I hear someone hum, the sound reverberating through me somehow. "What about the headphones, Izumi?" A familiar voice asks, but I'm too focused on what I can remember.
Because the headphones are where I stopped trying to bring things up with my parents. When I stopped fighting Bakugou as much when I thought he was going too far in our 'goal'. Those damned headphones that I smashed against a wall after I woke up from a nightmare after Izuku disappeared. At the time I brushed what I heard off as my guilty mind poking at me again, but using All Might's voice this time. But…
"The quirkless are relics of a bygone era with no place in modern society. Heroes? Ha!
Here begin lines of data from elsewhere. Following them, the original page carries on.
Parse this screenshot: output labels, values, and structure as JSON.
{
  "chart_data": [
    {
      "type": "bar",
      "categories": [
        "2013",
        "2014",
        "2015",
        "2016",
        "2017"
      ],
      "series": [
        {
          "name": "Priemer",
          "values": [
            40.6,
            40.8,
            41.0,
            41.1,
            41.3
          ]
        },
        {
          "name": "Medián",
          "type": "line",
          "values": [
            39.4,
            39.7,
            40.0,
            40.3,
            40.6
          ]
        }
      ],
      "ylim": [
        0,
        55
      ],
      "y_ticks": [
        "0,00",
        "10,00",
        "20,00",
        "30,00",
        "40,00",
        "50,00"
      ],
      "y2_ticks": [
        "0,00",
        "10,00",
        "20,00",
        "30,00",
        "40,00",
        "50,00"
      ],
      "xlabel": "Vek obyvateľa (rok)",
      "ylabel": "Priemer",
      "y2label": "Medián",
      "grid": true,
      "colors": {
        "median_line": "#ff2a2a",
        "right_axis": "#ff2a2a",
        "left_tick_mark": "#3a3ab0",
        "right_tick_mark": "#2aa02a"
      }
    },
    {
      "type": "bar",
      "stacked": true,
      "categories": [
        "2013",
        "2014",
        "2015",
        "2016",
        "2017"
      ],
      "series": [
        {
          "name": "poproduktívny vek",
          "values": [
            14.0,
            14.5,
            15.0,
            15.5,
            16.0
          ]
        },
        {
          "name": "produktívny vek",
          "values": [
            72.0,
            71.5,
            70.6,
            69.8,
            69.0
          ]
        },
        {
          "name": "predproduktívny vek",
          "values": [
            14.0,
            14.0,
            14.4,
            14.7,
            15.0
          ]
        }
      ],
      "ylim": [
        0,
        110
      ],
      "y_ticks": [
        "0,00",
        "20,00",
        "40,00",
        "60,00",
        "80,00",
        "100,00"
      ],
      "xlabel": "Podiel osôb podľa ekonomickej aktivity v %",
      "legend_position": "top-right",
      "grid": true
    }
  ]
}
Without quirks, they aren't even fit to live! The quirkless-"
That's all I heard before I smashed it. I mentioned it to mom afterwards, but she just brushed it off and said, "You don't need that anymore." I was confused at the time because guilt was eating away at me. I was… doing that.
But… what if it was something more? What Mom…
I shake my head, my mind focusing on why she gave me those headphones in the first place. "The… the… what was it? Why was I there?"
"Where, Izumi? Where were you?" That familiar voice talks again, and I like it. It's relaxing. So I answer absently while I try to think.
"The hospital. I was there. She gave them to me there. But why was I there?" If I can remember, maybe I can know. Why? Why did Mom give me headphones that said that about the quirkless when Izuku is quirkless?
I clench my eyes and use my hands to cover my ears, feeling a pang of regret as I block out the nice voice. I need to remember. I need to remember. "I need to remember…"
And… flashes come to me.
Fire. Screaming.
-
I push open a flaming door, thankful that the numerous holes mean I don't have to worry about the flames within rushing out at me. I hold my jacket over my mouth with my other hand as the stinging smoke forces tears from my eyes. It would be better to keep them narrowed to hopefully prevent damage. But instead they're wide open while I scramble through every room, searching.
-
I use my quirk to force my arm still, whimpering at the pain and how it bends the wrong way. But I push past it as I struggle to my feet.
-
I scream his name as the roof caves in.
"IZUKU!"
I barely even feel it when a needle breaks my skin, moments before darkness claims me and I remember nothing more.